1. Mängelhaftung bei der sog. Ohne-Rechnung-Abrede
a) Amtliche Leitsätze
Zitat
- Ob ein Werkvertrag aufgrund einer "Ohne-Rechnung-Abrede" nichtig ist, richtet sich nach § 139 BGB.
- Hat der Unternehmer seine Bauleistungen mangelhaft erbracht, so handelt er regelmäßig treuwidrig, wenn er sich zur Abwehr von Mängelansprüchen des Bestellers darauf beruft, die Gesetzwidrigkeit der Ohne-Rechnung-Abrede führe zur Gesamtnichtigkeit des Bauvertrags.
b) Gründe
Der BGH begründete seine Entscheidung, die sich allerdings noch auf die alte Rechtslage bezog, damals wie folgt: Gemäß §§ 134, 138 BGB nichtig sei die der Steuerhinterziehung dienende sog. Ohne-Rechnung-Abrede (vgl. BGH, Urt. v. 3.7.1968 – VIII ZR 113/66, MDR 1968, 834; v. 21.12.2000 – VII ZR 192/98, BauR 2001, 630 und v. 2.7.2003 – XII ZR 74/01, NJW 2003, 2742). Damit sei ein Teil des Vertrags nichtig und der Anwendungsbereich von § 139 BGB eröffnet.

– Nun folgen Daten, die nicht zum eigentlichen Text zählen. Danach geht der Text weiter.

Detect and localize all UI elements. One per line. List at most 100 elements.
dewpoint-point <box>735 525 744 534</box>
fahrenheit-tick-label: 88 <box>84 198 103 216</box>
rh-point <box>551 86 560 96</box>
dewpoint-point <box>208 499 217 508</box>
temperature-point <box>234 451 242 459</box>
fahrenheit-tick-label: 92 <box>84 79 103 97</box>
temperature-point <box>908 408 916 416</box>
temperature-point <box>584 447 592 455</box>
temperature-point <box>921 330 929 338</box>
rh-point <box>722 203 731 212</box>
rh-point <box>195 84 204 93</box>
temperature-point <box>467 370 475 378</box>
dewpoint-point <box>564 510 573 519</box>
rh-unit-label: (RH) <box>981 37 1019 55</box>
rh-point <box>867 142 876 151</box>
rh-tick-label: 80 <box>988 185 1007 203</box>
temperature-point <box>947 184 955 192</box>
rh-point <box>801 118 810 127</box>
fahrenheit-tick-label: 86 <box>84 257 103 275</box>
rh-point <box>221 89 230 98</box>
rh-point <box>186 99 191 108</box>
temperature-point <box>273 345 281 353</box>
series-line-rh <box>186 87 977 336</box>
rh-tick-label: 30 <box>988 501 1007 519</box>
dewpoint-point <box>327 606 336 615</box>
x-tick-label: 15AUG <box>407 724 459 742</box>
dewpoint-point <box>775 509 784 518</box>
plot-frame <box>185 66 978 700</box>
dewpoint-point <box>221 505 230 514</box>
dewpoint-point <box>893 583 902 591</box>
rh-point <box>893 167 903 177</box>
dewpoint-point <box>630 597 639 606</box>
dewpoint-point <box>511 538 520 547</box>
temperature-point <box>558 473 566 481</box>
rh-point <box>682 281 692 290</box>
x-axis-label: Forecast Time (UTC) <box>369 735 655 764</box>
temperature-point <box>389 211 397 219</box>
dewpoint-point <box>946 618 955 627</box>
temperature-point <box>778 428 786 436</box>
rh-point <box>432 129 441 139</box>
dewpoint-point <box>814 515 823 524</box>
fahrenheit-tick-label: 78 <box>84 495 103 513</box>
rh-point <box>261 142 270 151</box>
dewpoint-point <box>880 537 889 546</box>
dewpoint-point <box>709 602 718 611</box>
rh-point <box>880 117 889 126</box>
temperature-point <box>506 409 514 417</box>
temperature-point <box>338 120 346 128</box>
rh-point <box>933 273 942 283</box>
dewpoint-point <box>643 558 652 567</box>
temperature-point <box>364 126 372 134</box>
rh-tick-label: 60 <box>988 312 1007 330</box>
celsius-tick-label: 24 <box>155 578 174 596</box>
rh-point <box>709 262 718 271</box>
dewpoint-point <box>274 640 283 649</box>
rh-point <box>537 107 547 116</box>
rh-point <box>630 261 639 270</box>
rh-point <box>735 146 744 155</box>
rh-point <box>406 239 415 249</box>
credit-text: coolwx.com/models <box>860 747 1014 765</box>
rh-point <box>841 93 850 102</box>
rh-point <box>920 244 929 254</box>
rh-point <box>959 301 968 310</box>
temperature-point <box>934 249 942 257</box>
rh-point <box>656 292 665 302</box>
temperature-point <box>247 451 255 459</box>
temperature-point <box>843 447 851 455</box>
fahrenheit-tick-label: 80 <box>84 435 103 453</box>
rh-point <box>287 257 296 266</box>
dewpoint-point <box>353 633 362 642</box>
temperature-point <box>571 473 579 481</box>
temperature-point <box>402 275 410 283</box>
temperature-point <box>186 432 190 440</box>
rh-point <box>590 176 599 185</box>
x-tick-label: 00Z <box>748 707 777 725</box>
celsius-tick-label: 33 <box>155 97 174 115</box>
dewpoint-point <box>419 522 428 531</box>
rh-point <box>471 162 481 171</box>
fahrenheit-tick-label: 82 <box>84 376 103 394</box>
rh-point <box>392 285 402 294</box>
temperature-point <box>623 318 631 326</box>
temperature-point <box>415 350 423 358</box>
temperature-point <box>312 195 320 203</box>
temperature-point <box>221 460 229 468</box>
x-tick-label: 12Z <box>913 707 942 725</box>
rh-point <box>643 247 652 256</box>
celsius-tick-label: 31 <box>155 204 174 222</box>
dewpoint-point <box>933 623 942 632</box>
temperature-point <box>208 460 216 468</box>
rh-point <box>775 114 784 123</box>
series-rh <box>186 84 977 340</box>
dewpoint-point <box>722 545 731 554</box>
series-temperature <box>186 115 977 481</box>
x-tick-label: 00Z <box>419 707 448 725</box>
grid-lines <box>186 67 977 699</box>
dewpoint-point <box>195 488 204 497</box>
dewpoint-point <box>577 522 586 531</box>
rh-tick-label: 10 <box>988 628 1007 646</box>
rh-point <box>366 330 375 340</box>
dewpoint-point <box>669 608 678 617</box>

Nach dieser Vorschrift sei bei Nichtigkeit eines Teils eines Vertrags der gesamte Vertrag nichtig, wenn nicht anzunehmen sei, dass er auch ohne den nichtigen Teil geschlossen worden wäre. Ob diese Voraussetzungen vorlägen, ob also die Vermutung der Gesamtnichtigkeit durch einen entgegenstehenden (hypothetischen) Parteiwillen entkräftet werde, sei jeweils anhand der Umstände des Einzelfalls zu prüfen.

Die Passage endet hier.